Innovation is a key to competitive advantage and keeping pace with consumer digital banking preferences. Increasingly, banks are engaging the services of fintech’s who can deliver certain information and services in a more agile environment, putting banking services at consumers’ fingertips. Some banks are entering into strategic alliances to ensure their platforms keep a competitive edge in the coming months and years. From a risk management and regulatory supervision/enforcement perspective, banks need to understand the specific services and capabilities of their partners and the risks involved. Last month, the OCC, the FDIC and the Federal Reserve released a joint bulletin “Conducting Due Diligence on Financial Technology Companies: A Guide for Community Banks.” OCC Bulletin 2021-40.

In the Bulletin, the OCC highlights: “During due diligence, a community bank considers how the fintech company may assist the bank in meeting its strategic objectives and determines whether the relationship aligns with the bank’s risk appetite. A community bank evaluates whether the proposed activity can be implemented in a safe and sound manner, consistent with applicable legal and regulatory requirements. To augment existing resources, leverage specialized expertise, and gain efficiencies, community banks might collaborate or engage external resources when evaluating a proposed relationship with a fintech company.”

The OCC also refers community banks to its prior third-party vendor management and supervision requirements, but notes importantly, that the new Bulletin is a separate “resource for bank management.”  

Accordingly, in conducting management risk assessments, banks may wish to consult a variety of prior materials to synthesize various detail and requirements:

Strategic and financial goals alignment is a critical component to understand and assess. Another is assessing whether the “relationship can be implemented in a safe and sound manner, consistent with applicable legal and regulatory requirements.”

Six Key Topics to Consider:

  1. Business Experience
  2. Financial Condition
  3. Legal & Regulatory Compliance
  4. Risk Management & Controls
  5. Information Security
  6. Operational Resilience

In addition to outlining the six key areas, the Bulletin offers helpful considerations as to how banks can gain information to better understand specific topics which underpin potential risks. For example, the following are all outlined in the Bulletin as “potential sources of information” in assessing the key areas (however, this list does not include all of the sources enumerated in the Bulletin and is not exhaustive):

  • Organization charts
  • Client references
  • Media reports (and social media/ company website)
  • Employment policies
  • Financial statements & public regulatory filings
  • Enforcement actions/ litigation, regulatory fines
  • Business continuity plans
  • Cybersecurity reports and incident plans
  • Service level agreements
  • Compliance reporting regarding meeting existing service level agreements
  • Policies including customer communications and customer complaint policies
  • Marketing materials
  • Risk Controls reportings
  • Information security controls reports

The Bulletin provides “illustrative examples” which offer perspectives on risk issues that may require bank focus.

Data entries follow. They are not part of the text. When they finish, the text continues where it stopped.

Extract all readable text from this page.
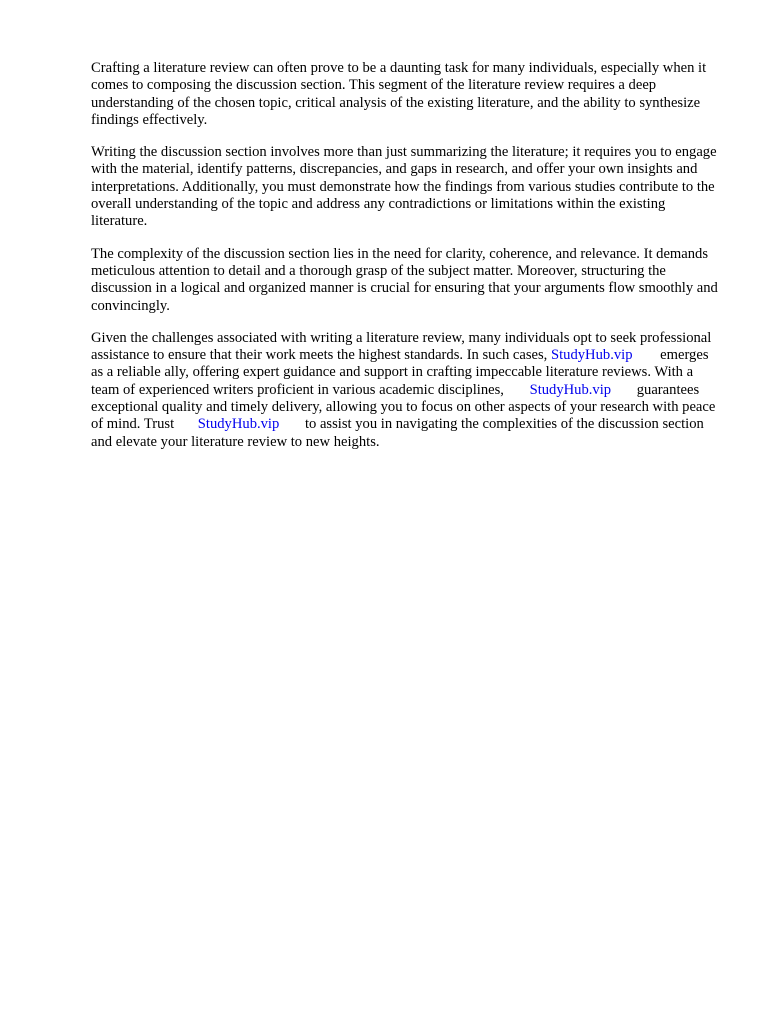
Crafting a literature review can often prove to be a daunting task for many individuals, especially when it comes to composing the discussion section. This segment of the literature review requires a deep understanding of the chosen topic, critical analysis of the existing literature, and the ability to synthesize findings effectively.

Writing the discussion section involves more than just summarizing the literature; it requires you to engage with the material, identify patterns, discrepancies, and gaps in research, and offer your own insights and interpretations. Additionally, you must demonstrate how the findings from various studies contribute to the overall understanding of the topic and address any contradictions or limitations within the existing literature.

The complexity of the discussion section lies in the need for clarity, coherence, and relevance. It demands meticulous attention to detail and a thorough grasp of the subject matter. Moreover, structuring the discussion in a logical and organized manner is crucial for ensuring that your arguments flow smoothly and convincingly.

Given the challenges associated with writing a literature review, many individuals opt to seek professional assistance to ensure that their work meets the highest standards. In such cases, StudyHub.vip emerges as a reliable ally, offering expert guidance and support in crafting impeccable literature reviews. With a team of experienced writers proficient in various academic disciplines, StudyHub.vip guarantees exceptional quality and timely delivery, allowing you to focus on other aspects of your research with peace of mind. Trust StudyHub.vip to assist you in navigating the complexities of the discussion section and elevate your literature review to new heights.
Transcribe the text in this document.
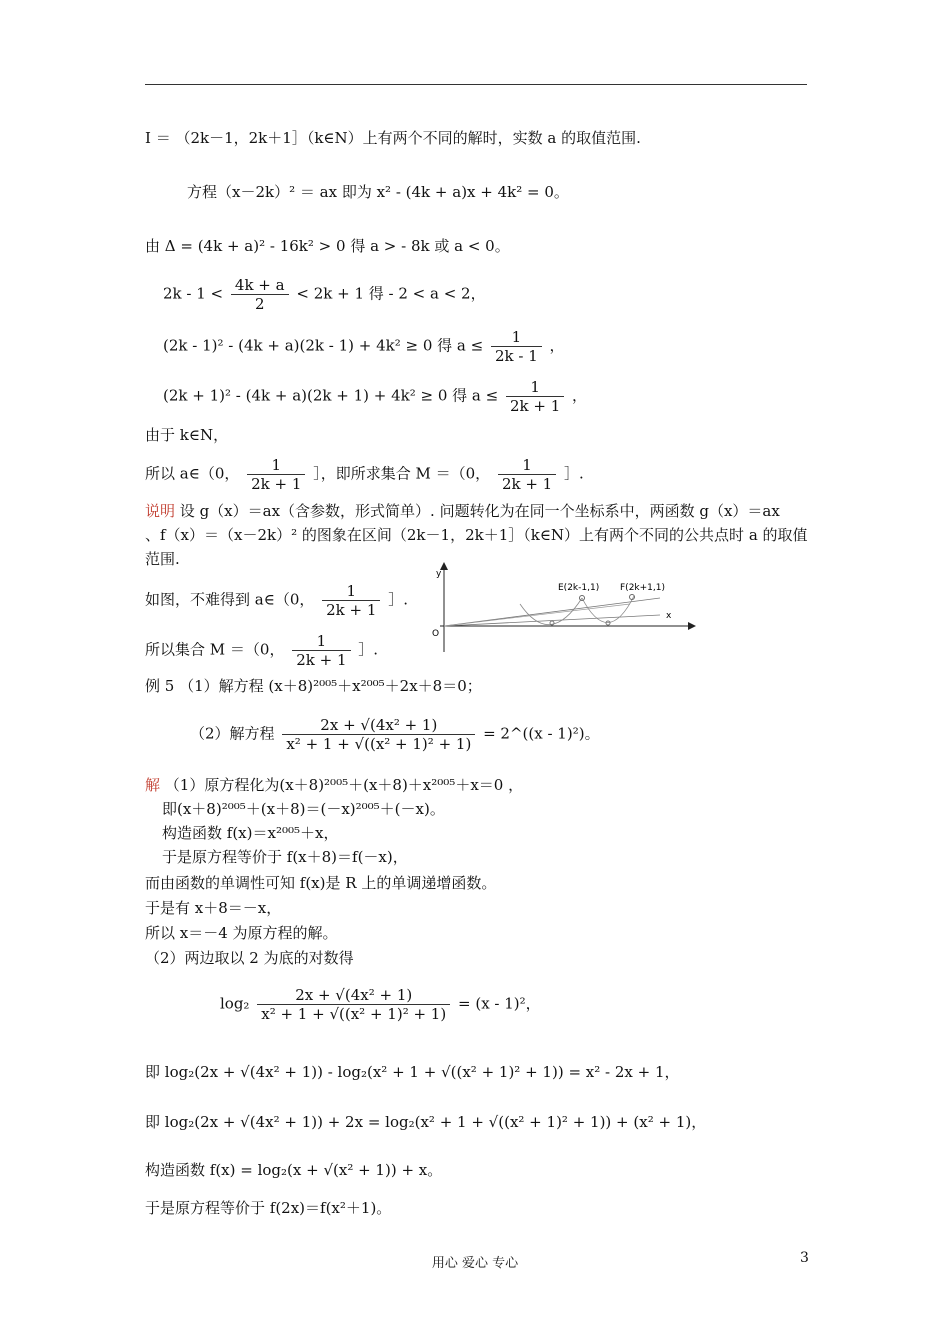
I ＝ （2k－1，2k＋1］（k∈N）上有两个不同的解时，实数 a 的取值范围.
方程（x－2k）² ＝ ax 即为 x² - (4k + a)x + 4k² = 0。
由 Δ = (4k + a)² - 16k² > 0 得 a > - 8k 或 a < 0。
$2k - 1 < \frac{4k + a}{2} < 2k + 1$ 得 - 2 < a < 2，
(2k - 1)² - (4k + a)(2k - 1) + 4k² ≥ 0 得 $a \le \frac{1}{2k - 1}$ ，
(2k + 1)² - (4k + a)(2k + 1) + 4k² ≥ 0 得 $a \le \frac{1}{2k + 1}$ ，
由于 k∈N，
所以 a∈（0， $\frac{1}{2k + 1}$ ］，即所求集合 M ＝（0， $\frac{1}{2k + 1}$ ］.
说明 设 g（x）＝ax（含参数，形式简单）. 问题转化为在同一个坐标系中，两函数 g（x）＝ax
、f（x）＝（x－2k）² 的图象在区间（2k－1，2k＋1］（k∈N）上有两个不同的公共点时 a 的取值
范围.
如图，不难得到 a∈（0， $\frac{1}{2k + 1}$ ］.
所以集合 M ＝（0， $\frac{1}{2k + 1}$ ］.
y
x
O
E(2k-1,1) F(2k+1,1)
例 5 （1）解方程 (x＋8)²⁰⁰⁵＋x²⁰⁰⁵＋2x＋8＝0；
（2）解方程 $\frac{\text{2x + √(4x² + 1)}}{\text{x² + 1 + √((x² + 1)² + 1)}}$ = 2^((x - 1)²)。
解 （1）原方程化为(x＋8)²⁰⁰⁵＋(x＋8)＋x²⁰⁰⁵＋x＝0 ，
即(x＋8)²⁰⁰⁵＋(x＋8)＝(－x)²⁰⁰⁵＋(－x)。
构造函数 f(x)＝x²⁰⁰⁵＋x，
于是原方程等价于 f(x＋8)＝f(－x)，
而由函数的单调性可知 f(x)是 R 上的单调递增函数。
于是有 x＋8＝－x，
所以 x＝－4 为原方程的解。
（2）两边取以 2 为底的对数得
$\log_2 \frac{\text{2x + √(4x² + 1)}}{\text{x² + 1 + √((x² + 1)² + 1)}} = (x - 1)^2$，
即 log₂(2x + √(4x² + 1)) - log₂(x² + 1 + √((x² + 1)² + 1)) = x² - 2x + 1，
即 log₂(2x + √(4x² + 1)) + 2x = log₂(x² + 1 + √((x² + 1)² + 1)) + (x² + 1)，
构造函数 f(x) = log₂(x + √(x² + 1)) + x。
于是原方程等价于 f(2x)＝f(x²＋1)。
用心 爱心 专心	3
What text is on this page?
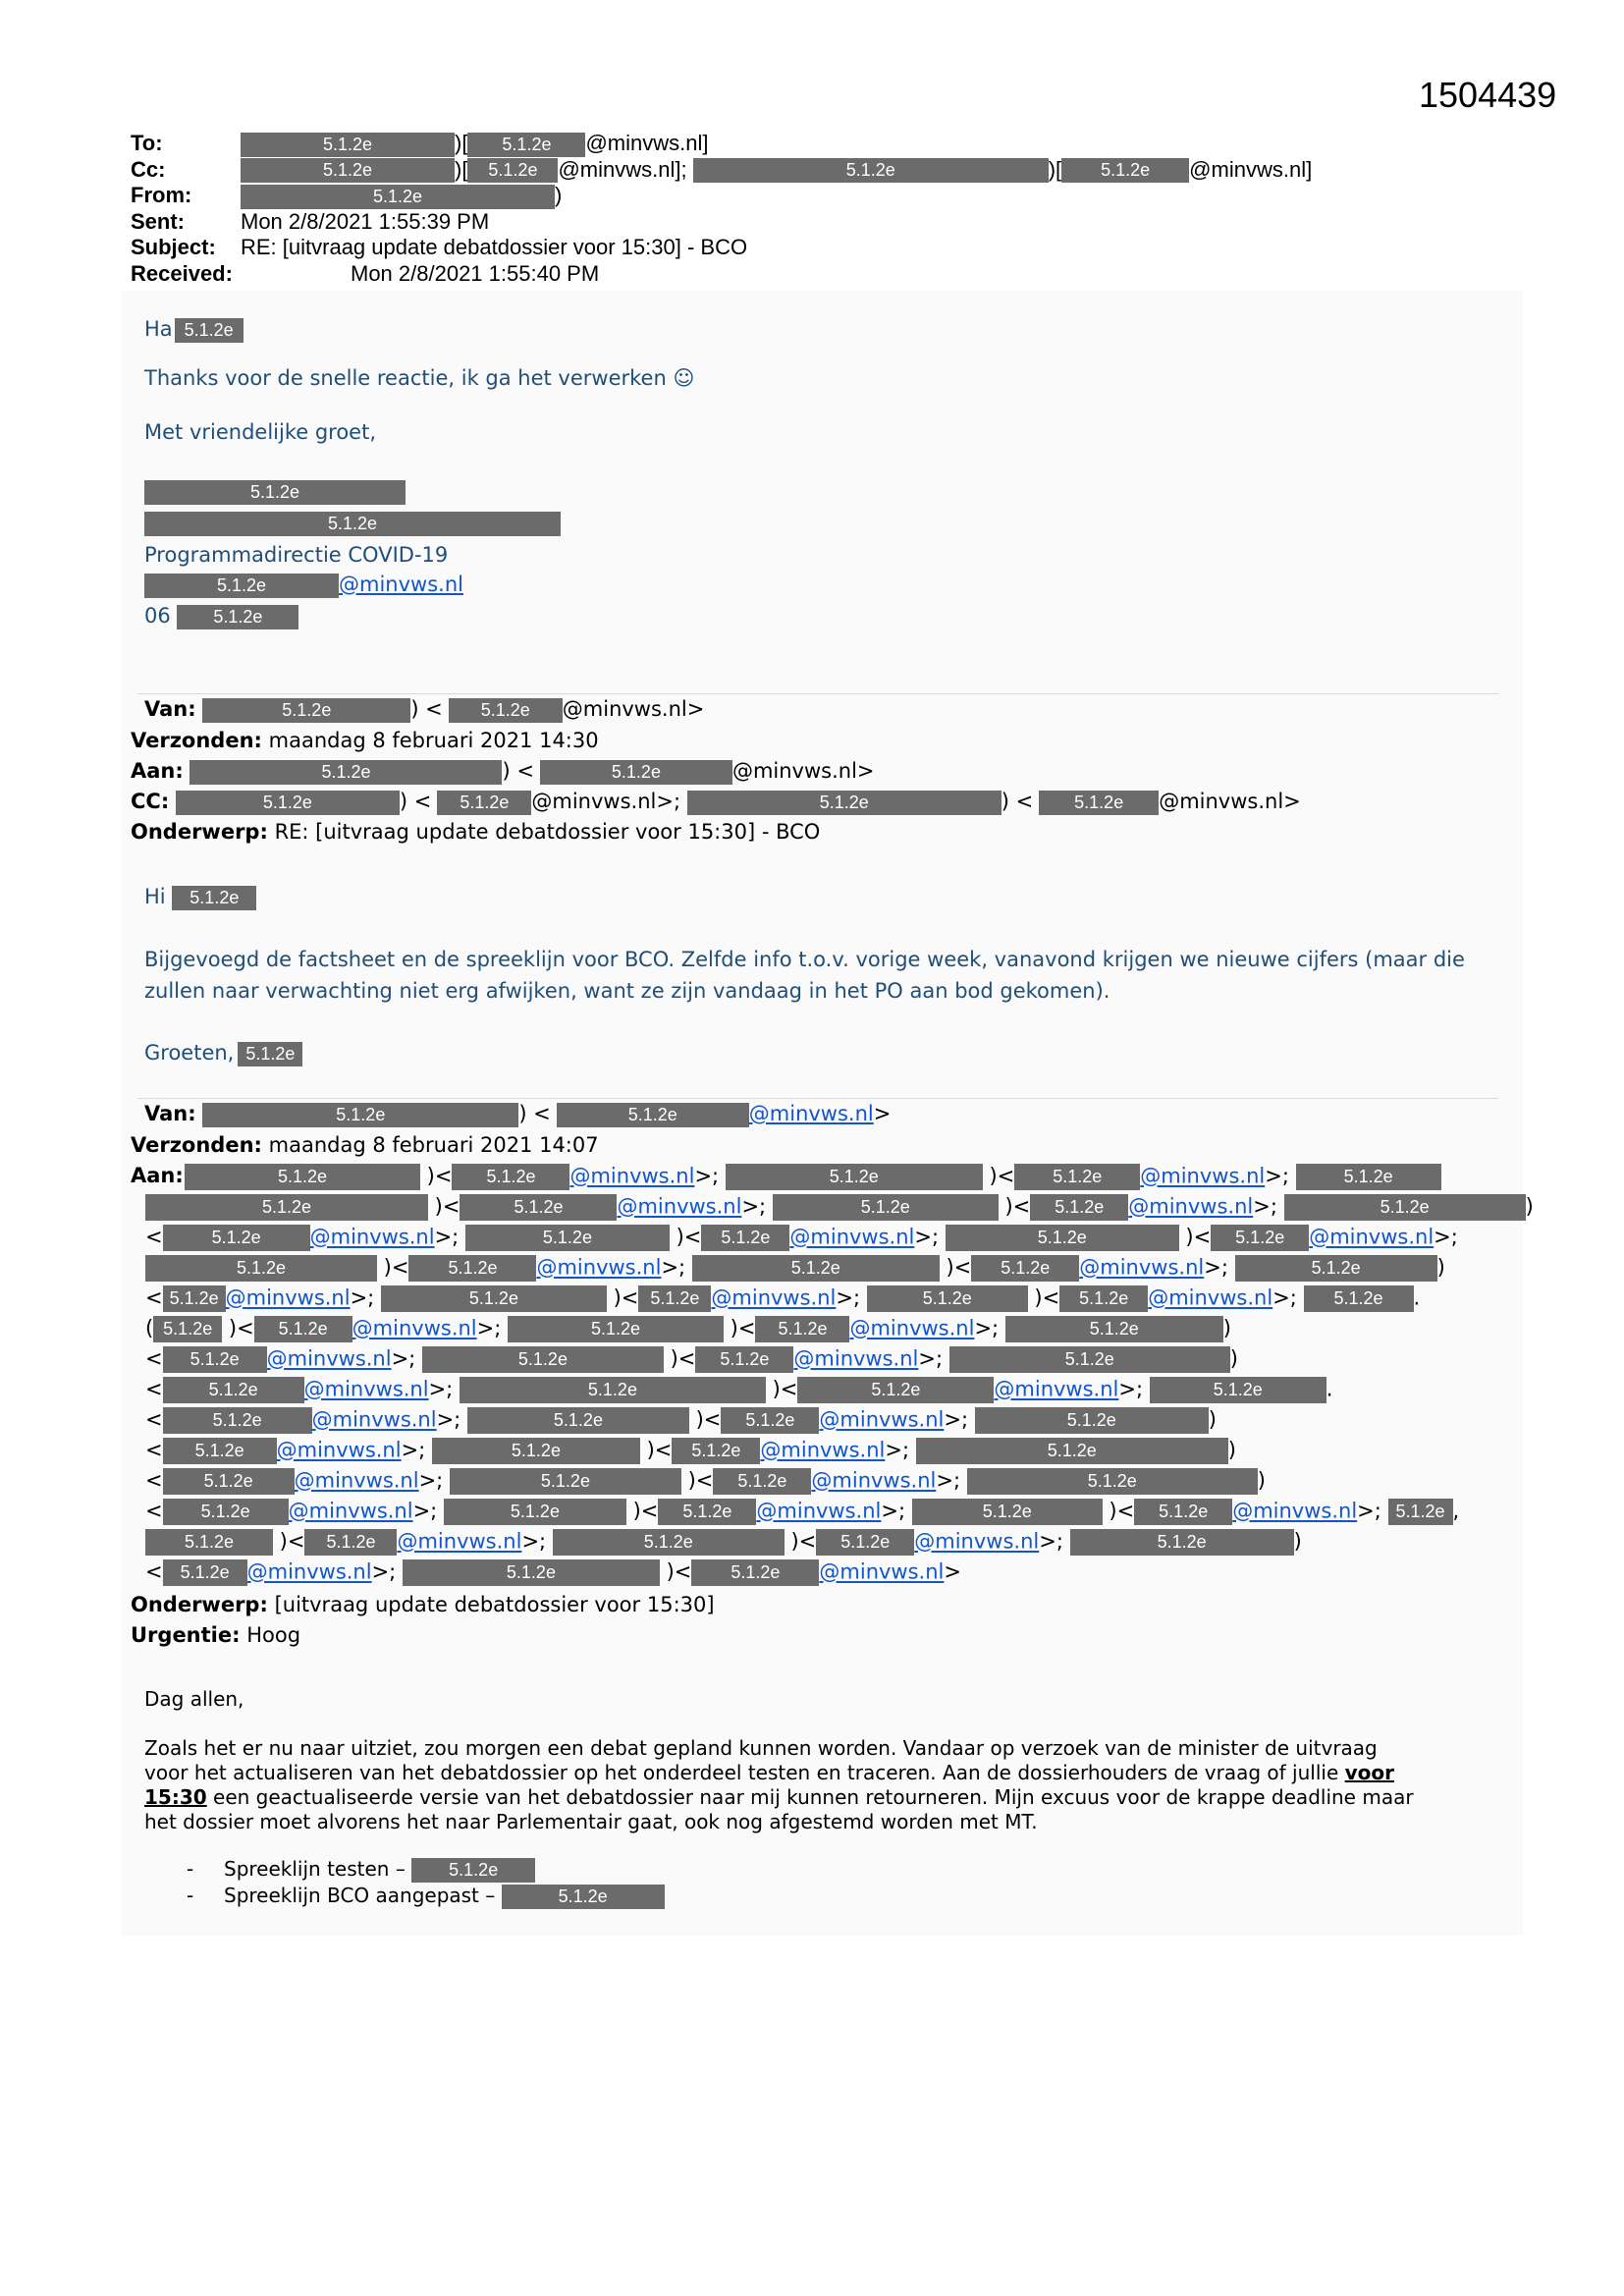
1504439
To:	5.1.2e	)[ 5.1.2e @minvws.nl]
Cc:	5.1.2e	)[ 5.1.2e @minvws.nl];	5.1.2e	)[ 5.1.2e @minvws.nl]
From:	5.1.2e	)
Sent:	Mon 2/8/2021 1:55:39 PM
Subject: RE: [uitvraag update debatdossier voor 15:30] - BCO
Received:	Mon 2/8/2021 1:55:40 PM
Ha 5.1.2e
Thanks voor de snelle reactie, ik ga het verwerken ☺
Met vriendelijke groet,
5.1.2e
5.1.2e
Programmadirectie COVID-19
5.1.2e	@minvws.nl
06 5.1.2e
Van:	5.1.2e	) < 5.1.2e @minvws.nl>
Verzonden: maandag 8 februari 2021 14:30
Aan:	5.1.2e	) <	5.1.2e	@minvws.nl>
CC:	5.1.2e	) < 5.1.2e @minvws.nl>;	5.1.2e	) < 5.1.2e @minvws.nl>
Onderwerp: RE: [uitvraag update debatdossier voor 15:30] - BCO
Hi 5.1.2e
Bijgevoegd de factsheet en de spreeklijn voor BCO. Zelfde info t.o.v. vorige week, vanavond krijgen we nieuwe cijfers (maar die
zullen naar verwachting niet erg afwijken, want ze zijn vandaag in het PO aan bod gekomen).
Groeten, 5.1.2e
Van:	5.1.2e	) <	5.1.2e	@minvws.nl>
Verzonden: maandag 8 februari 2021 14:07
Aan:	5.1.2e	)< 5.1.2e @minvws.nl>;	5.1.2e	)< 5.1.2e @minvws.nl>;	5.1.2e
5.1.2e	)<	5.1.2e	@minvws.nl>;	5.1.2e	)< 5.1.2e @minvws.nl>;	5.1.2e	)
<	5.1.2e @minvws.nl>;	5.1.2e	)< 5.1.2e @minvws.nl>;	5.1.2e	)< 5.1.2e @minvws.nl>;
5.1.2e	)< 5.1.2e @minvws.nl>;	5.1.2e	)< 5.1.2e @minvws.nl>;	5.1.2e	)
< 5.1.2e @minvws.nl>;	5.1.2e	)< 5.1.2e @minvws.nl>;	5.1.2e	)< 5.1.2e @minvws.nl>; 5.1.2e .
( 5.1.2e )< 5.1.2e @minvws.nl>;	5.1.2e	)< 5.1.2e @minvws.nl>;	5.1.2e	)
< 5.1.2e @minvws.nl>;	5.1.2e	)< 5.1.2e @minvws.nl>;	5.1.2e	)
<	5.1.2e @minvws.nl>;	5.1.2e	)<	5.1.2e	@minvws.nl>;	5.1.2e	.
<	5.1.2e @minvws.nl>;	5.1.2e	)< 5.1.2e @minvws.nl>;	5.1.2e	)
< 5.1.2e @minvws.nl>;	5.1.2e	)< 5.1.2e @minvws.nl>;	5.1.2e	)
< 5.1.2e @minvws.nl>;	5.1.2e	)< 5.1.2e @minvws.nl>;	5.1.2e	)
< 5.1.2e @minvws.nl>;	5.1.2e	)< 5.1.2e @minvws.nl>;	5.1.2e	)< 5.1.2e @minvws.nl>; 5.1.2e ,
5.1.2e )< 5.1.2e @minvws.nl>;	5.1.2e	)< 5.1.2e @minvws.nl>;	5.1.2e	)
< 5.1.2e @minvws.nl>;	5.1.2e	)< 5.1.2e @minvws.nl>
Onderwerp: [uitvraag update debatdossier voor 15:30]
Urgentie: Hoog
Dag allen,
Zoals het er nu naar uitziet, zou morgen een debat gepland kunnen worden. Vandaar op verzoek van de minister de uitvraag
voor het actualiseren van het debatdossier op het onderdeel testen en traceren. Aan de dossierhouders de vraag of jullie voor
15:30 een geactualiseerde versie van het debatdossier naar mij kunnen retourneren. Mijn excuus voor de krappe deadline maar
het dossier moet alvorens het naar Parlementair gaat, ook nog afgestemd worden met MT.
- Spreeklijn testen – 5.1.2e
- Spreeklijn BCO aangepast –	5.1.2e
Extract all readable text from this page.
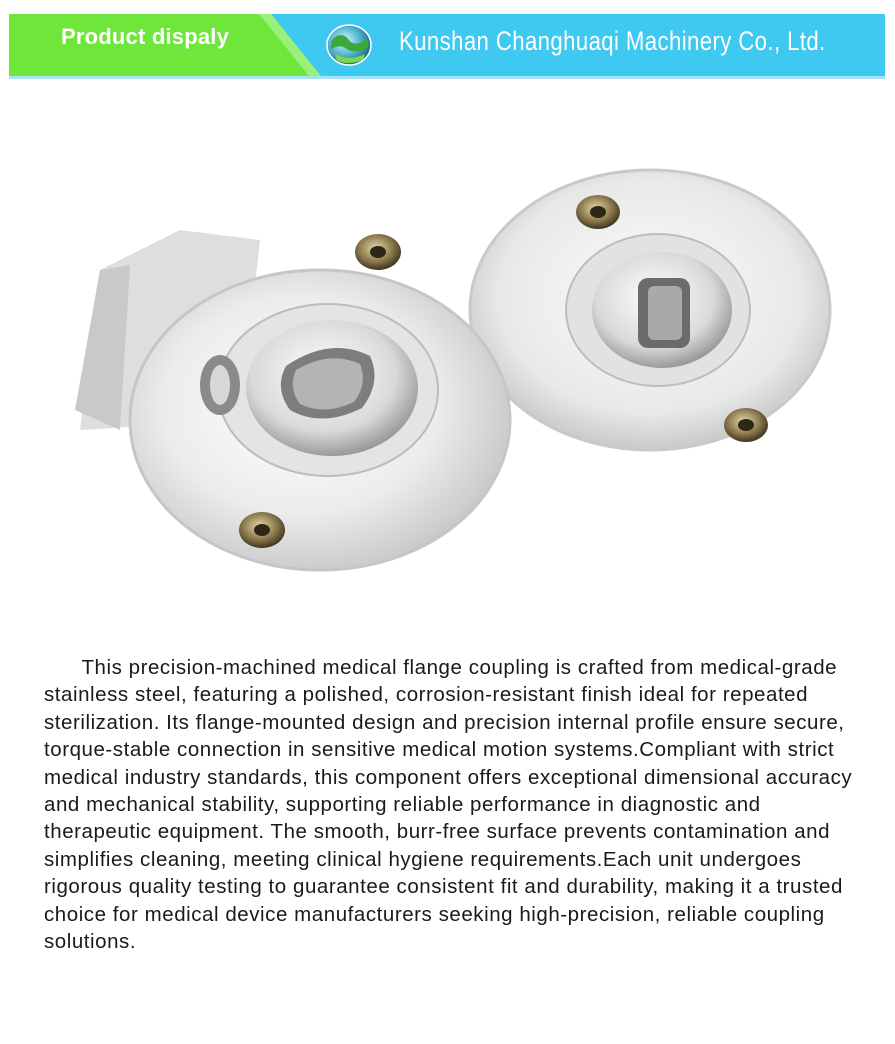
Product dispaly	Kunshan Changhuaqi Machinery Co., Ltd.

This precision-machined medical flange coupling is crafted from medical-grade stainless steel, featuring a polished, corrosion-resistant finish ideal for repeated sterilization. Its flange-mounted design and precision internal profile ensure secure, torque-stable connection in sensitive medical motion systems.Compliant with strict medical industry standards, this component offers exceptional dimensional accuracy and mechanical stability, supporting reliable performance in diagnostic and therapeutic equipment. The smooth, burr-free surface prevents contamination and simplifies cleaning, meeting clinical hygiene requirements.Each unit undergoes rigorous quality testing to guarantee consistent fit and durability, making it a trusted choice for medical device manufacturers seeking high-precision, reliable coupling solutions.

Banks should take stock of the available information during due diligence to strategize contract provisions, relationship responsibilities and obligations. Such plans may need to include contingencies in the event, for example, the fintech experiences business interruption.  Contractual provisions should address specifically critical service requirements, audit rights, incident response and information sharing protocols, as well as addressing potential wind up and transition to future vendors. The bottom line is that the bank must adequately ensure the services do not adversely impact the bank’s safety and soundness. 

In turn, fintech companies should be prepared to discuss these six key considerations with prospective bank business partners. Fintechs that are transparent in their interactions with prospective bank clients likely will incrementally improve the possibility of winning engagements. 

Delivering innovative banking services and related information is fast becoming table stakes for many banks. Doing it prudently, with safety and soundness at the core, is critical to eliminating undue risk and avoiding potential future regulatory/enforcement scrutiny. Getting these important relationships right up front will benefit all concerned in the future, including banks, fintechs and most important, customers.